Done! I got lucky with the available space. A couple of cuts with an Xacto knife and I even had a chunk of isolated copper to make the junction. This shouldn’t affect the distortion, but it should make it sound a little better by not so aggressively cranking up the gain on the quiet parts.
I swapped the 1K “hack” resistor (had been 1.5K) for 680Ω to give myself a little more headroom in the VCA to possibly better cope with low supply voltage at the end of battery life. It will cut output level a little bit, too. But I’ll swap out the 22K in series with the 2167 output for a 33K to reduce the input to the Sansa more substantially. If I really was putting more into the Sansa input than it could handle, that should help.
After I put it back together, one of the first things I did was reset the Sansa’s clock so the timestamped file names would be correct. To do that I needed – the buttons on 4-way ring rocker switch. So I got a little quicker payback on that one than I expected.
To test it out, I made recordings with both the new box and my standard white box. The white box sounded fine, but to my amazement, the new box sounded as bad as ever, even showing no apparent change in the compression! WTH? I took both to a dance and made simultaneous recordings. In those live recordings, the ones made with the new box were virtually indistinguishable from the ones with the white box. That’s just what I hoped for, but flies in the face of the test made earlier the same day. What’s going on?
I redid the A-B bench test, but this time (like the live recordings, and matching my expectations) the recordings were almost indistinguishable.
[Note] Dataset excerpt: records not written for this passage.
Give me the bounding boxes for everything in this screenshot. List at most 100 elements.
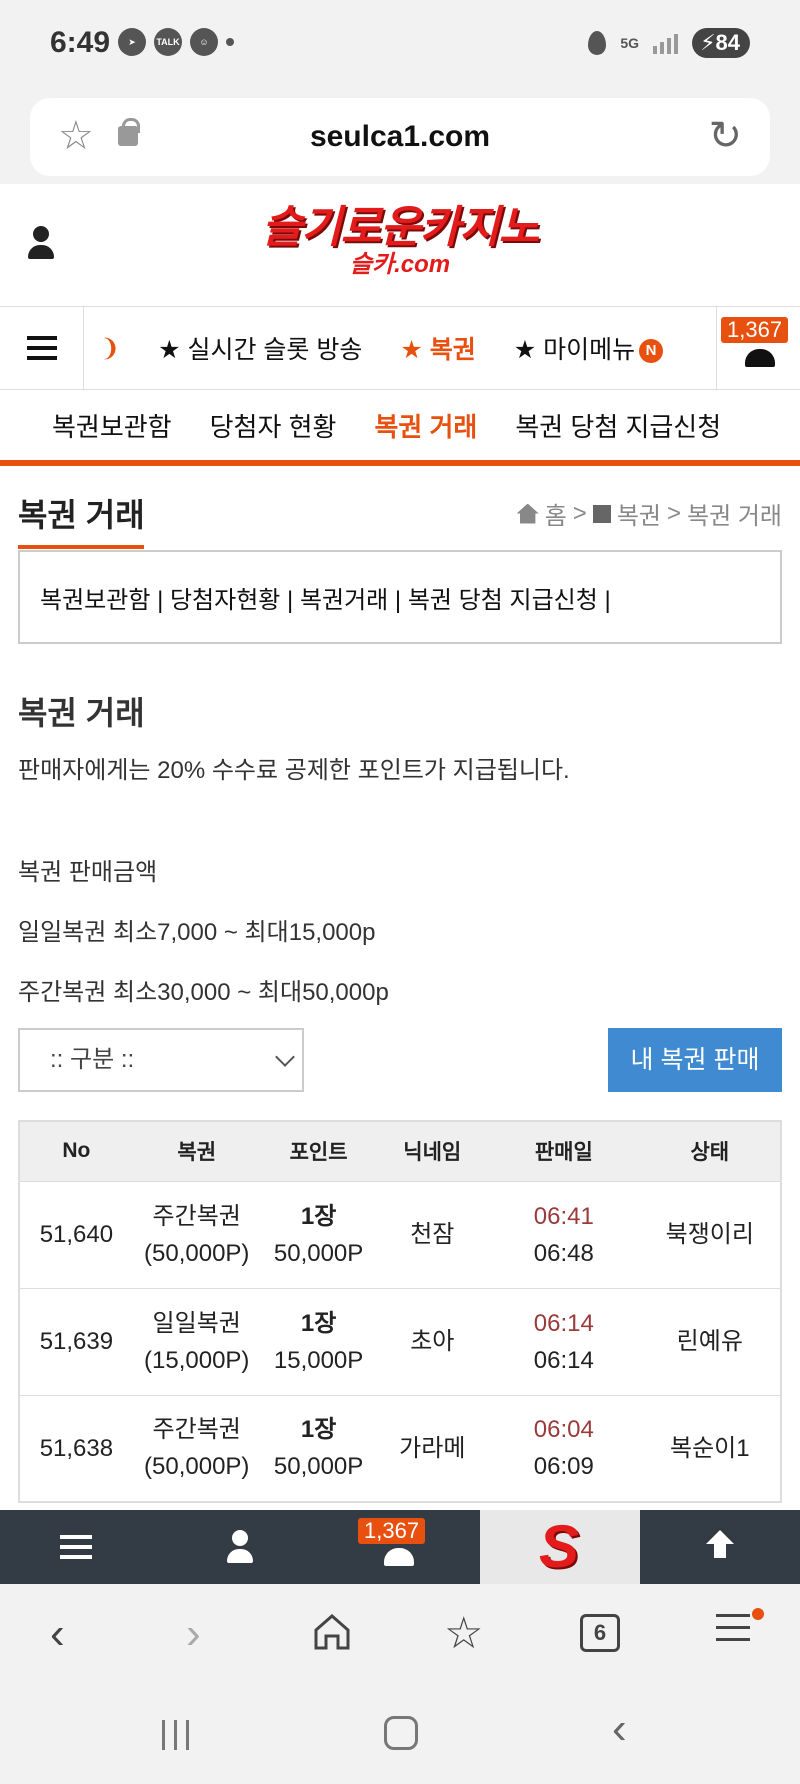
breadcrumb-section[interactable]: 복권 [617,496,661,531]
listed-time: 06:14 [533,1309,594,1337]
sold-time: 06:14 [533,1346,594,1374]
bell-icon [384,1548,414,1566]
points: 50,000P [273,1239,364,1267]
lottery-links[interactable]: 복권보관함 | 당첨자현황 | 복권거래 | 복권 당첨 지급신청 | [40,580,611,615]
breadcrumb-current: 복권 거래 [687,503,782,530]
url-text[interactable]: seulca1.com [30,120,770,154]
quantity: 1장 [300,1309,337,1337]
quantity: 1장 [300,1202,337,1230]
cell-lottery: 일일복권 (15,000P) [132,1288,261,1396]
subtab-winners[interactable]: 당첨자 현황 [210,407,337,444]
bottom-menu-icon[interactable] [60,1510,100,1584]
arrow-up-icon [706,1530,734,1558]
tabs-icon[interactable]: 6 [580,1614,620,1652]
site-bottom-toolbar: 1,367 S [0,1510,800,1584]
menu-hamburger-icon[interactable] [0,307,84,389]
cell-nickname[interactable]: 초아 [376,1288,489,1396]
lottery-links-box: 복권보관함 | 당첨자현황 | 복권거래 | 복권 당첨 지급신청 | [18,550,782,644]
table-row[interactable]: 51,638 주간복권 (50,000P) 1장 50,000P 가라메 06:04… [19,1395,781,1503]
col-no: No [19,1121,133,1182]
status-time: 6:49 [50,26,111,59]
cell-nickname[interactable]: 가라메 [376,1395,489,1503]
bottom-user-icon[interactable] [224,1510,256,1584]
nav-item-mymenu-label: ★ 마이메뉴 [513,336,636,364]
kakao-talk-icon: TALK [154,28,182,56]
col-points: 포인트 [260,1121,377,1182]
cell-status[interactable]: 린예유 [639,1288,781,1396]
status-notification-icons: ➤ TALK ☺ [118,28,234,56]
chevron-down-icon [275,1047,295,1067]
update-dot [752,1608,764,1620]
category-select-value: :: 구분 :: [50,1046,135,1073]
nav-item-live-slot[interactable]: ★ 실시간 슬롯 방송 [158,330,362,366]
sold-time: 06:09 [533,1453,594,1481]
subtab-trade[interactable]: 복권 거래 [374,407,477,444]
subtab-storage[interactable]: 복권보관함 [52,407,172,444]
cell-no: 51,639 [19,1288,133,1396]
lottery-kind: 주간복권 [152,1416,241,1444]
col-lottery: 복권 [132,1121,261,1182]
price-heading: 복권 판매금액 [18,859,158,886]
category-select[interactable]: :: 구분 :: [18,1028,304,1092]
lottery-kind-points: (15,000P) [144,1346,250,1374]
forward-icon[interactable]: › [186,1612,201,1656]
nav-scroll-left-icon[interactable]: ❩ [100,334,120,363]
sold-time: 06:48 [533,1239,594,1267]
sell-my-lottery-button[interactable]: 내 복권 판매 [608,1028,782,1092]
nav-item-mymenu[interactable]: ★ 마이메뉴 N [513,330,664,366]
lottery-kind: 주간복권 [152,1202,241,1230]
android-home-icon[interactable] [384,1716,418,1750]
site-header: 슬기로운카지노 슬카.com [0,184,800,306]
notification-bell-button[interactable]: 1,367 [716,307,800,389]
page-title: 복권 거래 [18,497,145,533]
cell-no: 51,638 [19,1395,133,1503]
face-icon: ☺ [190,28,218,56]
breadcrumb-separator: > [572,499,587,527]
breadcrumb-home[interactable]: 홈 [545,496,567,531]
location-icon [588,31,607,55]
weekly-price-range: 주간복권 최소30,000 ~ 최대50,000p [18,979,389,1006]
bookmarks-icon[interactable]: ☆ [444,1612,483,1656]
col-status: 상태 [639,1121,781,1182]
browser-menu-icon[interactable] [716,1614,750,1641]
col-sale-date: 판매일 [488,1121,640,1182]
network-5g-icon: 5G [620,35,640,51]
cell-sale-date: 06:04 06:09 [488,1395,640,1503]
cell-nickname[interactable]: 천잠 [376,1181,489,1289]
subtab-payout-request[interactable]: 복권 당첨 지급신청 [515,407,721,444]
signal-icon [653,32,679,54]
notification-count-badge: 1,367 [721,317,789,343]
title-underline [18,545,144,549]
lottery-subtabs: 복권보관함 당첨자 현황 복권 거래 복권 당첨 지급신청 [0,390,800,466]
back-icon[interactable]: ‹ [50,1612,65,1656]
cell-lottery: 주간복권 (50,000P) [132,1181,261,1289]
breadcrumb: 홈 > 복권 > 복권 거래 [516,496,782,531]
bottom-bell-button[interactable]: 1,367 [358,1510,426,1584]
bottom-home-logo[interactable]: S [480,1510,640,1584]
scroll-top-button[interactable] [700,1510,740,1584]
battery-icon: ⚡84 [692,28,750,58]
status-system-icons: 5G ⚡84 [588,28,750,58]
recent-apps-icon[interactable] [162,1720,189,1750]
listed-time: 06:41 [533,1202,594,1230]
bottom-notification-count: 1,367 [358,1518,426,1544]
site-logo[interactable]: 슬기로운카지노 슬카.com [260,204,540,278]
home-icon[interactable] [516,503,539,524]
table-row[interactable]: 51,639 일일복권 (15,000P) 1장 15,000P 초아 06:14 0… [19,1288,781,1396]
nav-item-lottery[interactable]: ★ 복권 [400,330,475,366]
lottery-kind-points: (50,000P) [144,1239,250,1267]
home-icon[interactable] [312,1612,352,1652]
address-bar[interactable]: ☆ seulca1.com ↻ [30,98,770,176]
reload-icon[interactable]: ↻ [708,116,742,156]
cell-lottery: 주간복권 (50,000P) [132,1395,261,1503]
nav-scroll: ❩ ★ 실시간 슬롯 방송 ★ 복권 ★ 마이메뉴 N [100,307,701,389]
table-row[interactable]: 51,640 주간복권 (50,000P) 1장 50,000P 천잠 06:41 0… [19,1181,781,1289]
user-icon[interactable] [28,226,54,262]
android-back-icon[interactable]: ‹ [612,1704,627,1754]
cell-no: 51,640 [19,1181,133,1289]
cell-status[interactable]: 복순이1 [639,1395,781,1503]
cell-status[interactable]: 북쟁이리 [639,1181,781,1289]
browser-url-area: ☆ seulca1.com ↻ [0,92,800,184]
daily-price-range: 일일복권 최소7,000 ~ 최대15,000p [18,919,376,946]
logo-subtext: 슬카.com [349,251,451,278]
All I can imagine is that I made some clerical error – picked up a wrong file – that led to incorrect results from the first test. It’s pretty disconcerting when you design and perform a very simple test looking for very specific information, get the results (even though they weren’t the desired or expected outcome), and later upon redoing the test conclude that the first test was invalid, but for reasons you can’t explain. Boo.
But the good news is that now the new box works. I double-recorded another dance, and again, the results are almost indistinguishable. Treble on the new box might be slightly less bright than the white box/Iriver, but it’s good enough that I’m now willing to use the new box for recordings I care about, and now I can (finally!) proceed to commit the design to a production run! I never did find the source of the distortion I was after, but as long as it sounds good now, I’ll take it.
Update 5/20/12: I’ve used the newly tweaked device at three dances recently. All the recordings came out great. It even passed the test of recording from a Tape Record output on a Hilton 75A – one of the lowest level signals it’s supposed to work with. Indication was one or two LEDs lower than ideal, but the recording was still just fine. I’m finally really willing to use these guys in earnest and put my name on them for others. I still have to lay out a 5×5 cm board, re-find the board house that will do those for a buck, etc, etc. But at least the design is now sound.